È di qualche settimana la notizia dell’errata attribuzione di tre opere al pittore olandese Vincent van Gogh, apparsa sul numero di ottobre del The Burlington Magazine, rivista mondiale dedicata alle belle arti e alle arti decorative.
L’articolo è il frutto di una nuova analisi scientifica eseguita da Teio Meedendorp, Louis van Tilborgh e Saskia van Oudheusden, trio di specialisti del Van Gogh Museum di Amsterdam, in Olanda.
Presenti in collezioni private e declassati a falsi d’autore dai tre esperti, i tre dipinti riesaminati, per oltre cinquant’anni, sono stati considerati autentici e, nel 1970, catalogati come tali da Jacob-Baart de la Faille.
Nel merito, il primo caso sottoposto a verifica è Interior of a restaurant, ritenuto per decenni una seconda versione del più famoso Interior of the Grand Bouillon-Restaurant le Chalet, Paris (1887), conservato in una collezione privata.

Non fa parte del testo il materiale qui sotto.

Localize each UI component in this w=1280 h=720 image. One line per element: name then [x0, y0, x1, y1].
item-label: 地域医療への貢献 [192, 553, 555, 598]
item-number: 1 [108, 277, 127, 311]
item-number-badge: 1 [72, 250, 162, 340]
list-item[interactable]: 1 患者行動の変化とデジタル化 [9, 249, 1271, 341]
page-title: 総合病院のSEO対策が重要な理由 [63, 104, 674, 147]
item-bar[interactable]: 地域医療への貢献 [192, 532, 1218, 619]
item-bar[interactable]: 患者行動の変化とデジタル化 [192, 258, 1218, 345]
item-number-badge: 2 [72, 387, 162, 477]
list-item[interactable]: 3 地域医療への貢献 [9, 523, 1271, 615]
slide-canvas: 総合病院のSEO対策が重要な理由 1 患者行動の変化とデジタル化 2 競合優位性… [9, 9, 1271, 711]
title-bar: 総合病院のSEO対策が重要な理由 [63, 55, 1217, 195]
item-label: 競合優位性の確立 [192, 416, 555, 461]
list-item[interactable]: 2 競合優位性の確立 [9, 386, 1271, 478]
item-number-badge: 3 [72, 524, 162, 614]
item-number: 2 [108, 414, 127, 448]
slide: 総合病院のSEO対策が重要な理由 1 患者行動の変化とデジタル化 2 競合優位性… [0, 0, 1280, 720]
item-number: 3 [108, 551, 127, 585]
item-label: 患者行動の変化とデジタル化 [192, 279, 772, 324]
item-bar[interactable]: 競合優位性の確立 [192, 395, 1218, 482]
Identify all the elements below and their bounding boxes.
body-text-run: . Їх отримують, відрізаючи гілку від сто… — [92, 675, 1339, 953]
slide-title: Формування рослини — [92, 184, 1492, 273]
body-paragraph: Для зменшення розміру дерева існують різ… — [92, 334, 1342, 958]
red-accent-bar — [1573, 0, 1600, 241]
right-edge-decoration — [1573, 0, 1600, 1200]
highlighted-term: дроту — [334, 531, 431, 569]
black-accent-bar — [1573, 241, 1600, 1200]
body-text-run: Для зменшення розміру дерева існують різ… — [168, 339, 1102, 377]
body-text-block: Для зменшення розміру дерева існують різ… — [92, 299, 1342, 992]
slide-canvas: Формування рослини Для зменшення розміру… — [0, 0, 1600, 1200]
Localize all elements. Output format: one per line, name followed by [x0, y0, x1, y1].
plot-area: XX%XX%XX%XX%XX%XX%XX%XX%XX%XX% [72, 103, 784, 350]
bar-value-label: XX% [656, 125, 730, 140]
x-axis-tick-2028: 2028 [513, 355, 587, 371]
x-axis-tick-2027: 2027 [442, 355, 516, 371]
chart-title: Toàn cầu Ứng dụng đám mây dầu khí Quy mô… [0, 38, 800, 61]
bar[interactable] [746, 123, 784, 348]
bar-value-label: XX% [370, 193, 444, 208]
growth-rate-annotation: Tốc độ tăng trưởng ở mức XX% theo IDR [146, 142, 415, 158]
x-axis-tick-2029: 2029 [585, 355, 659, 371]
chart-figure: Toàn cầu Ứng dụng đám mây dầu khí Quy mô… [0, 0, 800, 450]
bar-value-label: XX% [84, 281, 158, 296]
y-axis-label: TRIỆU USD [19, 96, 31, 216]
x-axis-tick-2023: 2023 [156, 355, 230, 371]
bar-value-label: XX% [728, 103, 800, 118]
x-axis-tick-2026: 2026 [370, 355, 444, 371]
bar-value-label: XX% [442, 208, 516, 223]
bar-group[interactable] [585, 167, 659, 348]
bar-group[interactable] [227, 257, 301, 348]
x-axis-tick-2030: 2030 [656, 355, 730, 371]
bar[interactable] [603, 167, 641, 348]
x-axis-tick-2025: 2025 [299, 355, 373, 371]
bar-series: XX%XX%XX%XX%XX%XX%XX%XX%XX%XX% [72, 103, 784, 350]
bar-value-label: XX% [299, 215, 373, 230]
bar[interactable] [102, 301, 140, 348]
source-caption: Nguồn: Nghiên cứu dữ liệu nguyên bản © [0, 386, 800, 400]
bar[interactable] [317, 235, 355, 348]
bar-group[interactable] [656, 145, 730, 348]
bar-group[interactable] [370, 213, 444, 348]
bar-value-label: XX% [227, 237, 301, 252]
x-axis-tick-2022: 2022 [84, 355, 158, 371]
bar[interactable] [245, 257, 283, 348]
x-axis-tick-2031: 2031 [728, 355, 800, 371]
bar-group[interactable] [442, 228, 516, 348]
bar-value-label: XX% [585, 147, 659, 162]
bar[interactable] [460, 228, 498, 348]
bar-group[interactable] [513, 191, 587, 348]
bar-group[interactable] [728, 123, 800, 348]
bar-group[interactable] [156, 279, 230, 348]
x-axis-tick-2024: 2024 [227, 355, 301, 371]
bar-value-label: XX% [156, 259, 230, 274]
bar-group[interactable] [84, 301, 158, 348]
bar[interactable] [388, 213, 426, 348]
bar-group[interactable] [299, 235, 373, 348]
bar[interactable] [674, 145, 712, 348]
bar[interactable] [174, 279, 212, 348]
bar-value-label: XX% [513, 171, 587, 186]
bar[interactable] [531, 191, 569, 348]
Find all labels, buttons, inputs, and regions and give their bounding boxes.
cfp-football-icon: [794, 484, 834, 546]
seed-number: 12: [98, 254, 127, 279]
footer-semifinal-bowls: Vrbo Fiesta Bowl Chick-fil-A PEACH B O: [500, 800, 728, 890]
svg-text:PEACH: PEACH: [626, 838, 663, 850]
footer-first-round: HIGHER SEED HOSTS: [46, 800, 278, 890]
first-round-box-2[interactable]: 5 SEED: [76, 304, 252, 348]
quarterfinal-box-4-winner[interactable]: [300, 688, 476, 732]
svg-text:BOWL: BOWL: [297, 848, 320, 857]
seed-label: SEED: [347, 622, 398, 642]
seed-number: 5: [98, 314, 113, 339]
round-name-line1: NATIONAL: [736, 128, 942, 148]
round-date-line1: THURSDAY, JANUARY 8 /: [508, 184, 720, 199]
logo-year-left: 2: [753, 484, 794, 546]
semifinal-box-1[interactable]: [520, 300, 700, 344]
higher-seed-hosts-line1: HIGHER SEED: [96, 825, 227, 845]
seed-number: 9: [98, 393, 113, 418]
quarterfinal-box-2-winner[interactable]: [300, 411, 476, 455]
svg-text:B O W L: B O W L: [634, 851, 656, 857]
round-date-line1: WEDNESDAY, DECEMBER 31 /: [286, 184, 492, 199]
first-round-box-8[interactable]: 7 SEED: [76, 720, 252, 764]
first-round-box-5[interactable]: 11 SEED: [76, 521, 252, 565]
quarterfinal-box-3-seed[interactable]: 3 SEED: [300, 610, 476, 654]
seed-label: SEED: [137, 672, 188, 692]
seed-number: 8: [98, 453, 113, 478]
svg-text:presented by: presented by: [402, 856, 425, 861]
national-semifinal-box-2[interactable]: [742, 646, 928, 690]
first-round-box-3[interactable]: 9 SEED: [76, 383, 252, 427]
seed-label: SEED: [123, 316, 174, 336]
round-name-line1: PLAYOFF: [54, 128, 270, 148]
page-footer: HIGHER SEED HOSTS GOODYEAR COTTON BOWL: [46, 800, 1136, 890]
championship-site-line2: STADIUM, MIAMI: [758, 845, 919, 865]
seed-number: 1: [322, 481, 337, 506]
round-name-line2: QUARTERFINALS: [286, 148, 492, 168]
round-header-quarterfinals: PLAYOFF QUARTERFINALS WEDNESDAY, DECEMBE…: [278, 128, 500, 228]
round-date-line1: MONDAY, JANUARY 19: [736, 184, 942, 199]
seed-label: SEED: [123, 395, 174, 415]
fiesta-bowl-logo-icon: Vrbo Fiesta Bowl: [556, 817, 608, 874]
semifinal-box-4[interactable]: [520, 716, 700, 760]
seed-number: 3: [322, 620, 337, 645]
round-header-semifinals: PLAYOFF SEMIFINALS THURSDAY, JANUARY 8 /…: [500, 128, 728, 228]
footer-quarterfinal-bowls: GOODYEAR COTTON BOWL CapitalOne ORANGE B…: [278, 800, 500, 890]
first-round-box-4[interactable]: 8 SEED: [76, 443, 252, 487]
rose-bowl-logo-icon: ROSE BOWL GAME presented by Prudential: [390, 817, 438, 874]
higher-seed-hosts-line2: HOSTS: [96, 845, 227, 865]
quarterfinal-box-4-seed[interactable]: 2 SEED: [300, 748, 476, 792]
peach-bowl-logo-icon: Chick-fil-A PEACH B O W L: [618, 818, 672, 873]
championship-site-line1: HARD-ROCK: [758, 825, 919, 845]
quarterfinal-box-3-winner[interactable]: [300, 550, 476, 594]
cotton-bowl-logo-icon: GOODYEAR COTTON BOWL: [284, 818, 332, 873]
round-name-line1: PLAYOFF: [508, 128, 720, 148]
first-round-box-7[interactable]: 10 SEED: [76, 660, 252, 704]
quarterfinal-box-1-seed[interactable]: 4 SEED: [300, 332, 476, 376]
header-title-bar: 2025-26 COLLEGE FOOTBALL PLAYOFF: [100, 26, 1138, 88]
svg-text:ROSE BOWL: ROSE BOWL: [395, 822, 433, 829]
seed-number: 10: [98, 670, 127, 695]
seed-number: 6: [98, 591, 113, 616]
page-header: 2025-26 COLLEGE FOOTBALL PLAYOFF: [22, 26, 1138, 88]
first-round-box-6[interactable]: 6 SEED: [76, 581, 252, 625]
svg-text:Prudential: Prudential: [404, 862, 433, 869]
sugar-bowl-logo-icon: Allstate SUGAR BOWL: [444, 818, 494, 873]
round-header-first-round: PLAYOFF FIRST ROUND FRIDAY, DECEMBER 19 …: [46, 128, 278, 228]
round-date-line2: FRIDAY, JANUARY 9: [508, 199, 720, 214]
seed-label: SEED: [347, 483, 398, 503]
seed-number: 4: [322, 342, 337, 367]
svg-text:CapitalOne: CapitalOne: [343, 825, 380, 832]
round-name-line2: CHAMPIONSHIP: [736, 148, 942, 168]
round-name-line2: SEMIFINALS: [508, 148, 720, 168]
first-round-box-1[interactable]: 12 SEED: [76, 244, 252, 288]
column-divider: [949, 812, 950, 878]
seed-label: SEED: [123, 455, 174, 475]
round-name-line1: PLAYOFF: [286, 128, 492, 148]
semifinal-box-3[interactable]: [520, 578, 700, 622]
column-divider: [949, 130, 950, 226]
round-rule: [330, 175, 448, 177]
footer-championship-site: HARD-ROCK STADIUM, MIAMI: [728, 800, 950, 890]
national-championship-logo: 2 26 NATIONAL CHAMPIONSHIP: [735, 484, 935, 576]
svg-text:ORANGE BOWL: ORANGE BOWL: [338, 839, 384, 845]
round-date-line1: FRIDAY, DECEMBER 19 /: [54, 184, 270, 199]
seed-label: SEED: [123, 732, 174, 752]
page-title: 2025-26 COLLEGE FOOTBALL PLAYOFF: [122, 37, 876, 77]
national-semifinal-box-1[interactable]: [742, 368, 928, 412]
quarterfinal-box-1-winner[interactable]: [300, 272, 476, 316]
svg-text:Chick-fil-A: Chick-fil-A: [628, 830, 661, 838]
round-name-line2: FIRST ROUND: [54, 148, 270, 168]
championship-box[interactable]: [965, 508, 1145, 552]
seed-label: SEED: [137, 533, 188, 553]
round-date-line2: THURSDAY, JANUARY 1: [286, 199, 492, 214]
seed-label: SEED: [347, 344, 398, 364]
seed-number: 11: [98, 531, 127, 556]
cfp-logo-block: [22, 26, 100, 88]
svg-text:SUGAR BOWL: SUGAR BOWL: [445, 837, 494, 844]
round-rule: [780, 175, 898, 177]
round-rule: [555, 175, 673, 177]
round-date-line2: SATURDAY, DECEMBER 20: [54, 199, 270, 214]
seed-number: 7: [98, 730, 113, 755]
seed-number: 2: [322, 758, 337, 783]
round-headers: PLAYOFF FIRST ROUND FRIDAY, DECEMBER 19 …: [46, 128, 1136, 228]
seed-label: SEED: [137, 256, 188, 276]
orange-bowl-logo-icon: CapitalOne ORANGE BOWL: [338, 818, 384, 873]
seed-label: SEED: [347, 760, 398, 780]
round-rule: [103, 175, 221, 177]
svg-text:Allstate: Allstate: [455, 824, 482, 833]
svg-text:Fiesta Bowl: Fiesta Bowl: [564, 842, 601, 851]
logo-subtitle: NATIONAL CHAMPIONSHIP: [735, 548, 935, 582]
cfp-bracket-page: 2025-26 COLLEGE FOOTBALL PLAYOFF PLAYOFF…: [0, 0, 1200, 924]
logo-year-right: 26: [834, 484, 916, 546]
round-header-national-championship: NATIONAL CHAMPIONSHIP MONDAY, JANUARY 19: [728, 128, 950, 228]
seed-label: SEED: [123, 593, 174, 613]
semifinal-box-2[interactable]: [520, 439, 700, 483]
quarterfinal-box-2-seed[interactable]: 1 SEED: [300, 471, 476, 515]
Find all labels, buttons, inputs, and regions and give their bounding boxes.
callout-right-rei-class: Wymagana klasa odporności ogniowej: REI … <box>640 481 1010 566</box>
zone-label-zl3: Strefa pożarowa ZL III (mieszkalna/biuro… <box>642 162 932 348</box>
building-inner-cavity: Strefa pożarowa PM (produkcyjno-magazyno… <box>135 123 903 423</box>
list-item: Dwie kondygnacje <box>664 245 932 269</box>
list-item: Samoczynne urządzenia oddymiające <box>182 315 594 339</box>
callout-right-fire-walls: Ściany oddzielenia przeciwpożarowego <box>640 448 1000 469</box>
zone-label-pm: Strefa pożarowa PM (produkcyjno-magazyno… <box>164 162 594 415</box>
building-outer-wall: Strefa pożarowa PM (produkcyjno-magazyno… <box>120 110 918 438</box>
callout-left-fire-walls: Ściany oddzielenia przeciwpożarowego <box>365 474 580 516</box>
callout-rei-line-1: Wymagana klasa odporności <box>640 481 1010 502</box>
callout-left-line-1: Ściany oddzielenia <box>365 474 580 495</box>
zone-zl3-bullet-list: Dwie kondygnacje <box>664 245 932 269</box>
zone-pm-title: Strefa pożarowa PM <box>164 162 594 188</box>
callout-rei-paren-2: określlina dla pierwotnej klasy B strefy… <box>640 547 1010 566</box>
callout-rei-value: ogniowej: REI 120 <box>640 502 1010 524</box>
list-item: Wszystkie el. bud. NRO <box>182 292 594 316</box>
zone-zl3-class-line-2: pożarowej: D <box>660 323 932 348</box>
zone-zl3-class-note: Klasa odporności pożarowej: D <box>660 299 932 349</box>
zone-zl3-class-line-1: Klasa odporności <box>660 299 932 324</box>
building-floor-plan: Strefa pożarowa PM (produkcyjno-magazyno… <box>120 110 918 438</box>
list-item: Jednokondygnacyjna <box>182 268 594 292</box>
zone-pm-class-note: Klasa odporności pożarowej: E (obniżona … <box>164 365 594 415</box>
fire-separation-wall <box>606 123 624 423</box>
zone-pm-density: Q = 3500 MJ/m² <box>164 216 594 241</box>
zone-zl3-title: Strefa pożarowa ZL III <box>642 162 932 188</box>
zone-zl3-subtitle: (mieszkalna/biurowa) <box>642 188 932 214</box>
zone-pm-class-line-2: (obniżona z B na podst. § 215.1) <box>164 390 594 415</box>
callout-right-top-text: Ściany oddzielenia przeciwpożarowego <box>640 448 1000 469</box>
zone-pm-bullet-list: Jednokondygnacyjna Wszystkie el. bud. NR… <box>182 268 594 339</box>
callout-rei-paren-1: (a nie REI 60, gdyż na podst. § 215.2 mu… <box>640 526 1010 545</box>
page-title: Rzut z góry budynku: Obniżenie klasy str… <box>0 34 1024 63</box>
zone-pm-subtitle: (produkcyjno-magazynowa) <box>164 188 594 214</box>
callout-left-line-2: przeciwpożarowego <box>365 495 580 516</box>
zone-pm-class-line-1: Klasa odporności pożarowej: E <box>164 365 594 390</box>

Niente di strano se consideriamo che Vincent, di frequente, realizzava diverse repliche dei propri lavori. Apparso intorno agli anni Cinquanta, Interior of a restaurant è sottoposto agli studiosi del museo per una nuova certificazione, che, ovviamente, non viene concessa.
Gli elementi che hanno contribuito a destare incertezza sull’autenticità sono stati:
– la pennellata “ampia, ruvida e abbozzata” che non assomiglia allo stile dell’originale;
– i colori non corrispondenti alla tavolozza di van Gogh del suo periodo parigino (in particolare, la presenza di un pigmento sintetico blu manganese brevettato nel 1935);
– i fiori raffigurati nelle due tele: in quella autografa i fiori rossi possono essere identificati come begonie autunnali, che presumibilmente ornano i tavoli del ristorante a novembre o all’inizio di dicembre del 1887, quando il dipinto viene completato. Nel secondo, invece, vengono riprodotti dei girasoli, pianta poco rappresentativa della fredda stagione intermedia.
Il secondo caso riguarda l’opera Head of a woman, dalla tenuta del controverso mercante d’arte Gerbrand Visser, morto nel 2007. Il dipinto era stato già autenticato dal Van Gogh Museum e pochi anni dopo, nel 2011, quotato in asta da Christie’s New York, venduto per circa un milione di dollari con il titolo di Head of a Peasant Woman with dark Cap. L’enigma è emerso quando ai ricercatori è stato chiesto di verificare un quadro simile raffigurante una contadina di Nuenen, presentato da un proprietario francese. Dopo l’indagine tecnica su tela, gesso e applicazione della vernice, è emerso chiaramente che la tavola di Christie’s era stata “eseguita da un copista che quasi certamente ha lavorato sull’originale e ha fatto del suo meglio per riprodurre il dipinto di van Gogh nel modo più accurato possibile”.
Il terzo caso concerne Wood Gatherer, a far sorgere dubbi sono stati alcuni elementi contenutistici, presenti nel quadro originale Wood Gatherers in the Snow (agosto-settembre, 1884) e assenti nell’acquerello in questione. Si tratta di sottrazioni talmente evidenti da far pensare che il contraffattore abbia realizzato la trasposizione partendo da una fotografia. A tradirne l’autenticità le omissioni di:
– un lungo bastone verticale usato dai contadini del Brabante per trasportare fasci di legna sulla schiena;
– il tetto della fattoria innevata sullo sfondo.
Dettagli che fanno la differenza e che rafforzano quanto affermato in vita dal celebre artista:
“Non posso cambiare il fatto che i miei quadri non si vendono. Ma verrà il giorno in cui la gente riconoscerà che valgono più dei colori usati nel quadro.”